El sacerdote polaco Krzysztof Charamsa dio la nota que circuló por todo el mundo. Su acción fue sencilla; si hubiese sido un laico católico, simplemente habría caído en la instrascendencia. Pero el caso tiene matices que le dieron relevancia, pues al declararse sacerdote homosexual y feliz y presentar a su novio abiertamente el pasado 3 de octubre, produjo su expulsión del Vaticano. Pero no paró don Krzysztof: además enfatizó que “el porcentaje de homosexualidad en la Iglesia es más alto que en la sociedad”. Fue oportuno en la develación de su preferencia, ya que lo hizo un día antes de la celebración del Sínodo Ordinario de Obispos para la Familia.
Su formación académica, y seguramente su talante y talento, le llevó a interpretar su circunstancia, acogiéndola como personal, existencial y que implica grandes cambios de vida. El abrirse le llevó a confesar lo que significa luchar contra el estrés, el miedo, el complejo, el odio inculcado hacia sí mismo. El acontecimiento cimbró la estructura vaticana y pegó en el corazón del conservadurismo de la jerarquía católica, que practica la hipocresía en grado superlativo en esta materia.

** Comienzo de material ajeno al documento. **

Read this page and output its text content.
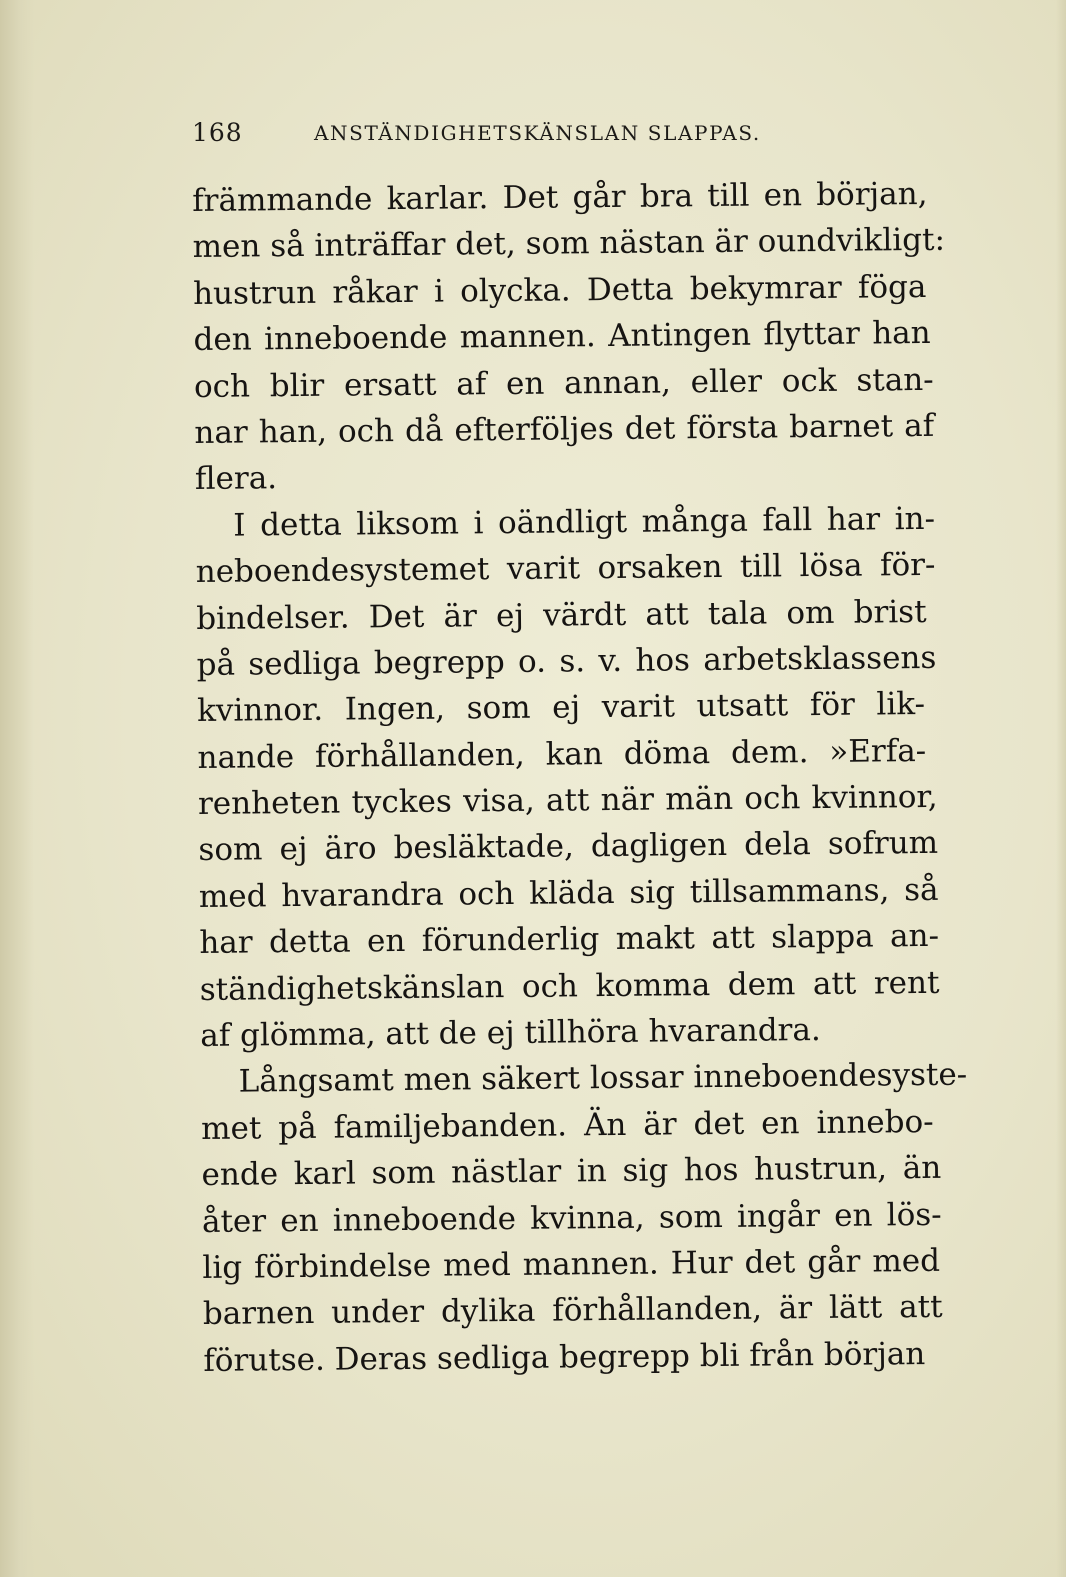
168	ANSTÄNDIGHETSKÄNSLAN SLAPPAS.
främmande karlar. Det går bra till en början,
men så inträffar det, som nästan är oundvikligt:
hustrun råkar i olycka. Detta bekymrar föga
den inneboende mannen. Antingen flyttar han
och blir ersatt af en annan, eller ock stan-
nar han, och då efterföljes det första barnet af
flera.
I detta liksom i oändligt många fall har in-
neboendesystemet varit orsaken till lösa för-
bindelser. Det är ej värdt att tala om brist
på sedliga begrepp o. s. v. hos arbetsklassens
kvinnor. Ingen, som ej varit utsatt för lik-
nande förhållanden, kan döma dem. »Erfa-
renheten tyckes visa, att när män och kvinnor,
som ej äro besläktade, dagligen dela sofrum
med hvarandra och kläda sig tillsammans, så
har detta en förunderlig makt att slappa an-
ständighetskänslan och komma dem att rent
af glömma, att de ej tillhöra hvarandra.
Långsamt men säkert lossar inneboendesyste-
met på familjebanden. Än är det en innebo-
ende karl som nästlar in sig hos hustrun, än
åter en inneboende kvinna, som ingår en lös-
lig förbindelse med mannen. Hur det går med
barnen under dylika förhållanden, är lätt att
förutse. Deras sedliga begrepp bli från början
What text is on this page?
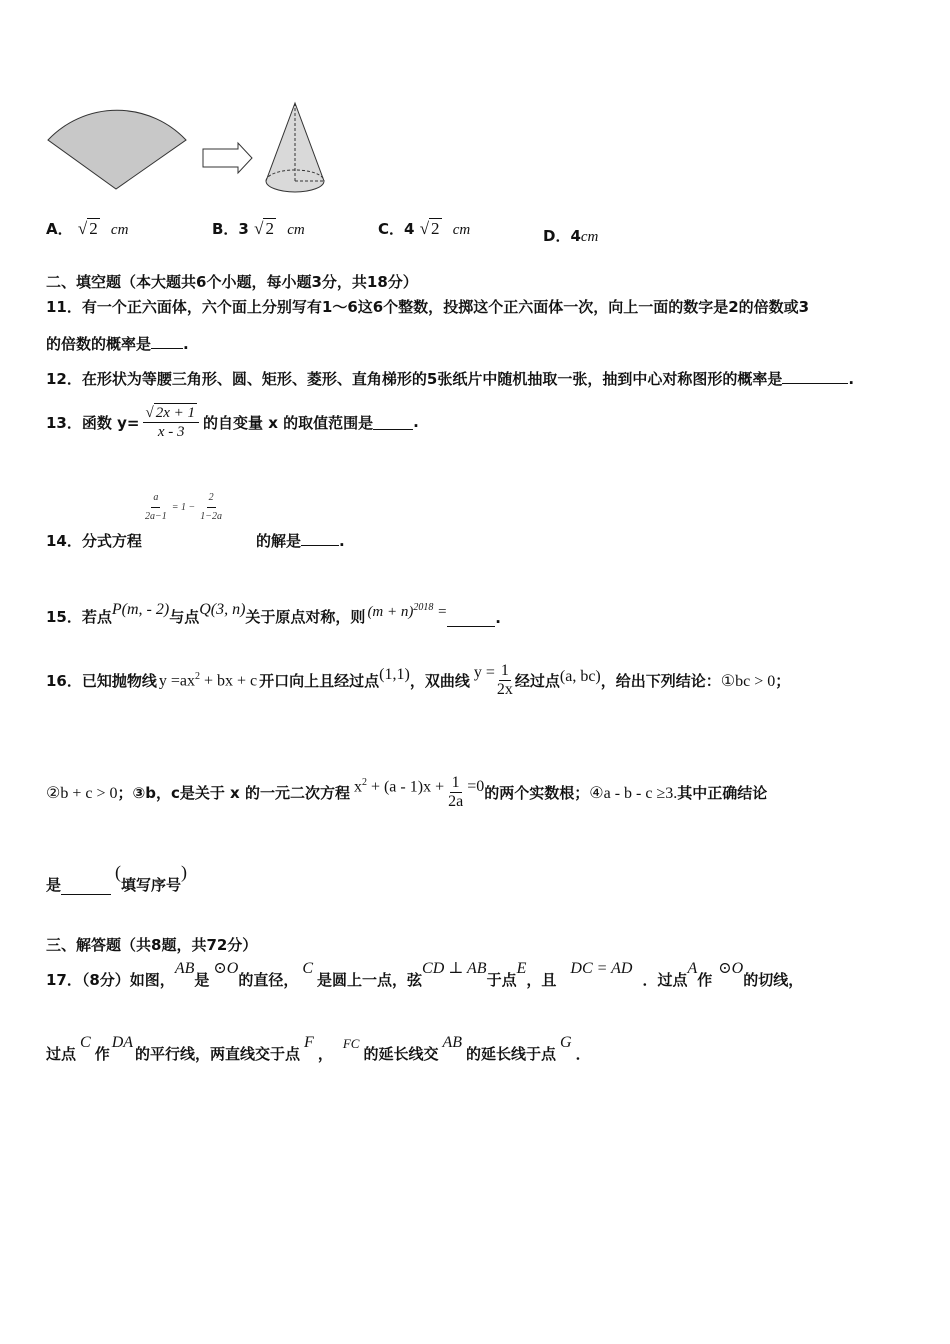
A． √ 2 cm	B．3 √ 2 cm	C．4 √ 2 cm	D．4cm
二、填空题（本大题共6个小题，每小题3分，共18分）
11．有一个正六面体，六个面上分别写有1～6这6个整数，投掷这个正六面体一次，向上一面的数字是2的倍数或3
的倍数的概率是 .
12．在形状为等腰三角形、圆、矩形、菱形、直角梯形的5张纸片中随机抽取一张，抽到中心对称图形的概率是	.
13．函数 $y= \frac{√ 2x + 1}{x - 3}$ 的自变量 x 的取值范围是	.
$\frac{a}{2a-1} = 1 - \frac{2}{1-2a}$
14．分式方程	的解是	.
15．若点 P(m, - 2) 与点 Q(3, n) 关于原点对称，则 $(m + n)^{2018}$ =	.
16．已知抛物线 $y =ax^2$ + bx + c 开口向上且经过点 (1,1) ，双曲线 $y = \frac{1}{2x}$ 经过点 (a, bc) ，给出下列结论： ①bc > 0 ；
②b + c > 0 ；③b，c是关于 x 的一元二次方程 $x^2 + (a - 1)x + \frac{1}{2a} =0$ 的两个实数根； ④a - b - c ≥3. 其中正确结论
是
(
填写序号
)
三、解答题（共8题，共72分）
17．（8分）如图，
AB
是
⊙O
的直径，
C
是圆上一点，弦
CD ⊥ AB
于点
E
，且
DC = AD
．过点
A
作
⊙O
的切线，
过点
C
作
DA
的平行线，两直线交于点
F
，
FC
的延长线交
AB
的延长线于点
G
．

El suceso cobrará importancia en la medida en que se abre paso en México y en el mundo el establecimiento del matrimonio igualitario, y por exhibir un lado del sacerdocio que se pinta de oscuro cuando que lo correcto es transparentarlo como lo hizo Krzysztof Charamsa; de un lado para pegar a la anticualla del celibato (¡y de qué manera!); y de otro a la doblez y a la homofobia con que se ha conducido este tema, digamos por el retrógrada de Karol Wojtyla, también polaco pero machista, si los hay.